Provençal Pairings: Wine with Food

Angels at My Table

by David Scott Allen

Winery: Caves d’Esclans
Cuvée: Whispering Angel
Appellation: Côtes de Provence
Type: Rosé
Vintage: 2016
Grape Varieties: Grenache, with Rolle (Vermentino) and Cinsault
Alcohol: 13%
Average Retail Price: France €15.00 U.S. $18.00

Winery: Château d’Esclans
Cuvée: Rock Angel
Appellation: Côtes de Provence
Type: Rosé
Vintage: 2016
Grape Varieties: Grenache and Rolle (Vermentino)
Alcohol: 13.5%
Average Retail Price: France €20.00 U.S. $36.00

When in the company of angels, you had better plan a decent meal. Right?

Disclosure: I was graciously given these two bottles of wine for the purpose of creating a food pairing. As always, all opinions are solely my own.

Whispering Angel and Rock Angel are the first two of four wines from Château d’Esclans. The next two up the ladder are Les Clans and Garrus. While I have yet to taste either of these latter two, I am excited to have a bottle of Garrus aging nicely and awaiting a special occasion… perhaps my 60th birthday later this year?

Taking advice from those who know (and you know who they are) I served the Caves d’Esclans Whispering Angel as the wine of choice for apéritifs. I offered my guests some almonds and goat cheese tartlets flavored with mushrooms, shallots, and brandy. Stay tuned for this recipe on Cocoa & Lavender.

For our main course, paired with the Château d’Esclans Rock Angel, I opted for the simple and elegant Boullettes de Poisson à la Marseillaise. The recipe for the Boullettes is on Cocoa & Lavender this week.

This tasting wasn’t a contest between the two wines, but I will say and say that I – and my guests – found the Rock Angel to be a real winner. While slightly lighter in color than the Whispering Angel, this wine is about strength. We all agreed that the nose was full, complex, and enticing. Hints of grapefruit zest and deep red fruits had us hurriedly tipping our glasses to taste. The Rock is very full bodied, with intense minerality, and a pleasant – if surprising – acidity.

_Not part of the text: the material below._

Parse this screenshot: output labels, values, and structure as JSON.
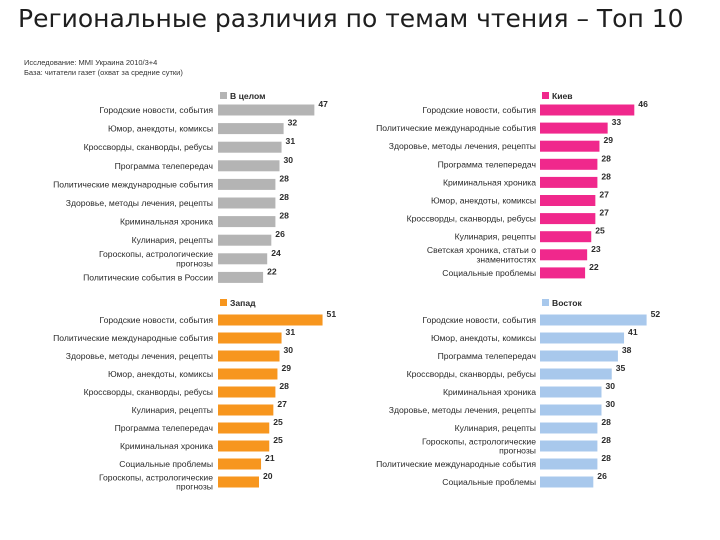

All this adds up to being an excellent pairing for the soup of boulettes. We played with our food and wine a bit, tasting the wine with the broth, the wine with the boulettes, and the wine with both together. It is part of the fun of tasting and pairing, discovering that different flavors in the wine were accentuated by what was on the spoon. For me, I was happiest with I had some broth and some of the boulettes in one bite. The preserved lemon and North African spices in the boulettes with the fennel and saffron on the broth made the wine sing.  No whispering here – it’s a pure “shout it from the mountaintops” kind of wine. This wine is drinkable right now, but could easily be aged in your cave for a bit.

Backing up a wee bit, the Whispering Angel was delightful for our apéritifs. The nose is light, offering the aroma of strawberry, green apple, and citrus – and the alcohol, while low at 13%, was evident in the bouquet. This Angel is light – one guest described it as the perfect picnic wine, while another said it was her choice for a hot summer’s day. (An aside: it was February 1st when we tasted this, and the mercury in the Sonoran Desert hit 81°F/27°C… thus, the refreshing flavors of Whispering Angel were much appreciated!) It paired very well with the goat cheese tartlets, and especially well with the raw almonds. The time to drink this Angel is now, although no harm will come from a bit of time on the shelf.

I am sincerely grateful to Patricia Allen Lornell, Brand Ambassador for Château d’Esclans, New England, for providing the wines for today’s tasting and pairing.


  1. I know the wines are heavenly and the soup looks delicious. I will try your recipe. Thanks.

  2. This recipe looks delicious and I am sure it will pair well with any Provence rosé. I will try this on the next snowy day to transport me back to warmer Provence!

  3. I know these wines well–I have a few in waiting right now–but don’t know your soup. it looks like a great combo!